While most of the films produced during the heyday of Hong Kong action cinema took place either in Hong Kong or in historical China, some of the most memorable movies of the time were set and produced in the West. These films frequently dealt with Chinese immigrant communities, often featuring lead characters who leave Hong Kong to visit relatives abroad and have to solve some problem through typically violent means. The diasporic element of these films sets them apart from, say, American movies set in Europe which usually focus on a lone American traipsing through European locales, but the appeal of location shooting remains the same. This way you could watch Sammo Hung play an investigator in Barcelona (Wheels on Meals), Bruce Lee fight Chuck Norris in the Colosseum (Way of the Dragon), and Jackie Chan rumble in Vancouver (Rumble in the Bronx).

Though it is an Italian production, Gabriele Mainetti’s The Forbidden City is indebted to this tradition. The film stars stuntwoman Yaxi Liu as Mei, a martial artist who has allowed herself to be trafficked to Rome in search of her sister and battles her way through the local Chinese crime syndicate looking for answers and, inevitably, revenge. After an opening scene in the past that both shows Mei learning kung fu under her father’s tutelage and positions her as her family’s secret second daughter under China’s One-Child policy, Mainetti jumps ahead to the present with an explosive opening fight scene in which Mei escapes from captivity in a Chinese restaurant’s basement in Rome. It’s a fluid, kinetic action scene that goes from the stairs, through a hidden brothel, and into the restaurant’s kitchen. Mei’s hand-to-hand combat skills are more than enough for her foes, but she makes great use of her environment, fashioning deadly weapons out of woks, cast iron pans, frying oil, hot grills, and, best of all, a cheese grater.

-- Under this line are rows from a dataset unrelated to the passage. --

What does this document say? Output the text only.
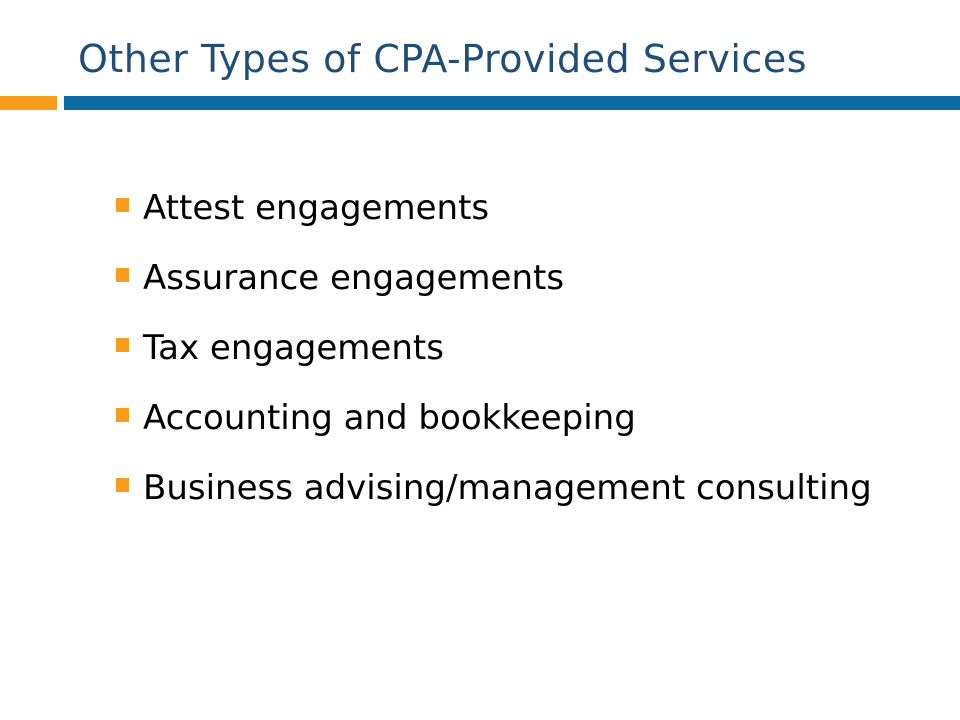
Other Types of CPA-Provided Services
Attest engagements
Assurance engagements
Tax engagements
Accounting and bookkeeping
Business advising/management consulting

It’s both brutal and fun, landing somewhere in the middle of The Raid and a Jackie Chan scene.

It’s also an elegant introduction to the film as it uses its tour through locations to make a literal connection between restaurants and the (criminal) underworld, one which is mirrored by the story’s other lead, chef Marcello (Enrico Borello), the son of a missing gangster and restaurateur. Marcello’s father, we learn, ran off with Mei’s sister, incurring the wrath of both Italian and Chinese gangsters. Mei and Marcello’s paths cross and they go from enemies to partners quickly. Their scenes together, like a nighttime tour of Rome’s landmarks, are often charming, but for the most part the film can’t reconcile that its two halves don’t complement one another. While Mei is in an action-revenge movie with a handful of great fight scenes, Marcello inhabits a rote familial gangster drama. And though Mainetti finds thematic resonance in invoking both Italian and Chinese crime movie traditions, the individual shapes of their narratives don’t play well together.

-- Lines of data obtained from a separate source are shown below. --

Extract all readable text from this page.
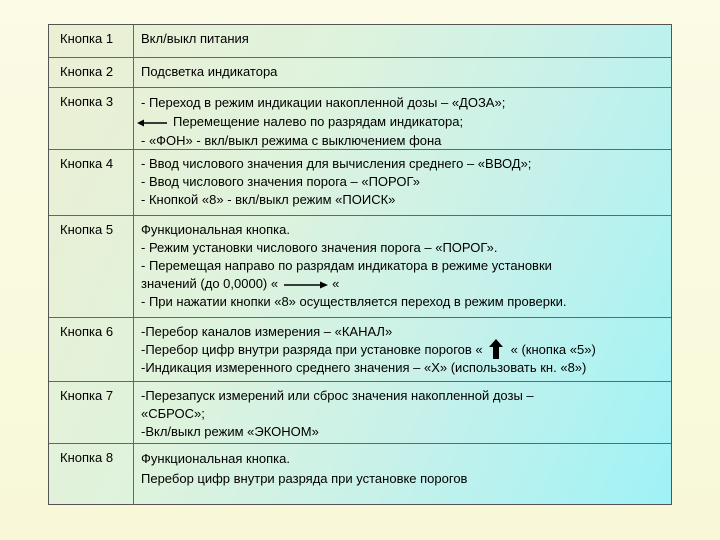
Кнопка 1	Вкл/выкл питания
Кнопка 2	Подсветка индикатора
Кнопка 3	- Переход в режим индикации накопленной дозы – «ДОЗА»;
Перемещение налево по разрядам индикатора;
- «ФОН» - вкл/выкл режима с выключением фона
Кнопка 4	- Ввод числового значения для вычисления среднего – «ВВОД»;
- Ввод числового значения порога – «ПОРОГ»
- Кнопкой «8» - вкл/выкл режим «ПОИСК»
Кнопка 5	Функциональная кнопка.
- Режим установки числового значения порога – «ПОРОГ».
- Перемещая направо по разрядам индикатора в режиме установки
значений (до 0,0000) «	«
- При нажатии кнопки «8» осуществляется переход в режим проверки.
Кнопка 6	-Перебор каналов измерения – «КАНАЛ»
-Перебор цифр внутри разряда при установке порогов « « (кнопка «5»)
-Индикация измеренного среднего значения – «Х» (использовать кн. «8»)
Кнопка 7	-Перезапуск измерений или сброс значения накопленной дозы –
«СБРОС»;
-Вкл/выкл режим «ЭКОНОМ»
Кнопка 8	Функциональная кнопка.
Перебор цифр внутри разряда при установке порогов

Unfortunately, as The Forbidden City goes on, Mainetti starts to tip the scales in favor the Italian side of the dichotomy he has set up. There’s not much outright wrong with the story of Marcello, his newly single mother, and the suspicious gangster uncle making moves on her, but the disparity between the plainness of this material and the heights of Mei’s action scenes is stark. Because the film spends so much time on Marcello, it only has room for two more set pieces after its introductory stunner, neither of which matches that opening. In fact, by the time Mei’s last battle concludes, there is still a half hour left in the film. During this stretch, it seems that the film’s two halves might finally converge and one final confrontation will satisfy both narrative threads, but then the film just peters out in a whimper of unrealized potential, its incredible beginning more than two hours in the rearview.

DIRECTOR: Gabriele Mainetti;  CAST: Yaxi Liu, Enrico Borello, Sabrina Ferilli, Marco Giallini;  DISTRIBUTOR: Well Go USA;  STREAMING: March 17;  RUNTIME: 2 hr. 18 min.